傅霆东冲我嘿嘿傻笑,咧出一口大白牙,“西城,情人节快乐!我想和你一辈子在一起。”
我看着他,他身上几乎都是雪,头发上,肩膀上,羽绒服上,到处都是,就连眼睫毛上也密密地铺了一层,就像一只雪人,我踮起脚拍掉他身上的雪,低低地说,“咱俩这也算是走到白头吧。”然后上去抱住他,他手上拎着排骨不敢乱动,身体也因为在雪里呆的太久而僵硬着。
奇怪的是我和傅霆东都做了不知多少遍,可就单单这一个拥抱,没有任何欲望的气息的拥抱,让我觉得心满意足,这一生就这一个人足够。
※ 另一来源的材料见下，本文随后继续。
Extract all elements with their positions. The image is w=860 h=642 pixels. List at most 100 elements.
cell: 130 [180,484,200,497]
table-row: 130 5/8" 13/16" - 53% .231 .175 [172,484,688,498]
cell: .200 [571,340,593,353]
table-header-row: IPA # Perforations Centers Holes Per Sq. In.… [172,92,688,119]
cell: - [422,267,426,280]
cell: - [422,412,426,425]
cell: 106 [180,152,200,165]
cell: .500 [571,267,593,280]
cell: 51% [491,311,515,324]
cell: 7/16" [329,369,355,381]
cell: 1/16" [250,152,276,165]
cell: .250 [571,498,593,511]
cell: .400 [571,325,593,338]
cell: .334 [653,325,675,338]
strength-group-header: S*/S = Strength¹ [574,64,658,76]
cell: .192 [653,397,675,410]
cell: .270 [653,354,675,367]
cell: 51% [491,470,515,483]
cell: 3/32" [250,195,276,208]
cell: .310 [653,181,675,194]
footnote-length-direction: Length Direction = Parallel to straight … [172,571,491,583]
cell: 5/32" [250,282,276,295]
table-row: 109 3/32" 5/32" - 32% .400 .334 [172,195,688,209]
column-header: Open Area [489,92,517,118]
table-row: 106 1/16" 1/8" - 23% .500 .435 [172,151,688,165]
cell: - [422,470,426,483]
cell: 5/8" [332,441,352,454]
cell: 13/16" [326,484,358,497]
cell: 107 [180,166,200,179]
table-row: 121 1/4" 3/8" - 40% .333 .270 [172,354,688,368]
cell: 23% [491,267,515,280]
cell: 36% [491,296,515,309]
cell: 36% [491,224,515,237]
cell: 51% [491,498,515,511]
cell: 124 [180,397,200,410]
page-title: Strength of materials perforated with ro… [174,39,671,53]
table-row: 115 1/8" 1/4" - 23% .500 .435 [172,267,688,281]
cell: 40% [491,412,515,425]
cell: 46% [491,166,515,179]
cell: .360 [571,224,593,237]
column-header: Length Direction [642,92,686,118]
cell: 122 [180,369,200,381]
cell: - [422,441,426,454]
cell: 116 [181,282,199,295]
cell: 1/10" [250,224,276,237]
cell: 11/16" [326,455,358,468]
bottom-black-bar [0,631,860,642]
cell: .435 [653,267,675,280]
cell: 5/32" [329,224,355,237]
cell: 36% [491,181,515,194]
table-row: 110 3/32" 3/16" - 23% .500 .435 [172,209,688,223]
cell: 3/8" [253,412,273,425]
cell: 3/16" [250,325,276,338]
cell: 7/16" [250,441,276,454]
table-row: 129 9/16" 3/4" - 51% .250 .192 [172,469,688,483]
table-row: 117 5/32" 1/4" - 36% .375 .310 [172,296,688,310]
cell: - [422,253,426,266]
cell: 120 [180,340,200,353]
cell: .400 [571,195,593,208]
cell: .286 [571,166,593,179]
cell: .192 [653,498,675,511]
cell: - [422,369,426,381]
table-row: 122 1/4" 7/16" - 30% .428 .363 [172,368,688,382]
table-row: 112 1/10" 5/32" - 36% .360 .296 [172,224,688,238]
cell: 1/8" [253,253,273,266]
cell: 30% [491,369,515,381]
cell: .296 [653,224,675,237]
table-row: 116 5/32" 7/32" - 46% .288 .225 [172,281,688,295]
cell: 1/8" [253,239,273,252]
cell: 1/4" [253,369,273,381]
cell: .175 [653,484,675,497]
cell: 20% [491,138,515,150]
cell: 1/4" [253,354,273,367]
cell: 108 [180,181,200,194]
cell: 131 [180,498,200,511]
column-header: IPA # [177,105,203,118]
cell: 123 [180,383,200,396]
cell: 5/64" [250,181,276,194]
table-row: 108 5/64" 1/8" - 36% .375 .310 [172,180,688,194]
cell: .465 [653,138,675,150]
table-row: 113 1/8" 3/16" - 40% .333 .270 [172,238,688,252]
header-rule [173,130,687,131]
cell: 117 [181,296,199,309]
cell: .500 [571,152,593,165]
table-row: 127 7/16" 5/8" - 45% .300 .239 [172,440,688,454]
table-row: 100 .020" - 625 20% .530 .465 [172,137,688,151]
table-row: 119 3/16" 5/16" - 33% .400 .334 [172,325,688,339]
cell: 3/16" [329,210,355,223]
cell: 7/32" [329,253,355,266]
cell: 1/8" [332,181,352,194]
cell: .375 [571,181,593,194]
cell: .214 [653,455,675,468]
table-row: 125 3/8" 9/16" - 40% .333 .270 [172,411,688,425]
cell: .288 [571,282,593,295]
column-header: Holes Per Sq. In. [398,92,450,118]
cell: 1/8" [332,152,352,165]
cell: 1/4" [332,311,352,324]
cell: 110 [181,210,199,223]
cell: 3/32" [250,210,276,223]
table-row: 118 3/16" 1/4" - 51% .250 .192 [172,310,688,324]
我又放开傅霆东,把他脸上的不只是泪水还是雪水的液体擦干,用手慢慢描摹着他的眉眼,他的眼睛很深邃,当他只注视你的时候,你会觉得深情,然后溺毙在他的眼神里;他的鼻子又高又挺,显得很坚毅,嘴唇的厚度也刚刚好,再薄一分会让人觉得薄情,再厚一分会让人觉得俗气。
“阿东,你真好看。”我对傅霆东说,“你在,我觉得我很幸福。”
忽然天就亮了,路灯熄灭,天边泛起鱼肚白,天从墨黑到深蓝再变绛色然后是粉红,最后是天蓝,蓝的干净澄澈,我就在这个过程中看到傅霆东的身体慢慢消失,就像是我小时候堆的那个雪人一样太阳一出来就消失了。
“傅霆东!”我大喊着,可是他只是冲我温柔笑了笑,然后就不见了。在干净澄澈的蓝色天空下消失地干干净净。
我想起来了!
我想起来了。
我想起来了……这是梦。
现在我们在一起十五年,没有玫瑰,没有排骨,银指环在我手上呆了十一年,即使我每年都去清洗也不可避免它的光芒从透亮到暗淡。傅霆东去了出差,不管去哪里,和谁在一起,他都没在我身边,一辈子有时候短到只有十五年。
猛地睁开眼,梦好像醒了。
但是这是哪里?触目之处全是血,我妈趴在我身上,整个人陷在安全气囊里,车窗玻璃被利器砸烂,碎玻璃插在她的头上还有胳膊上,血流的很凶,我用手捂住她的伤口,但是没有用,没有用,血止不住。我妈费力的动了动手,她嘴唇动了动,声音微弱,“城城,不要怕,妈在这呢。”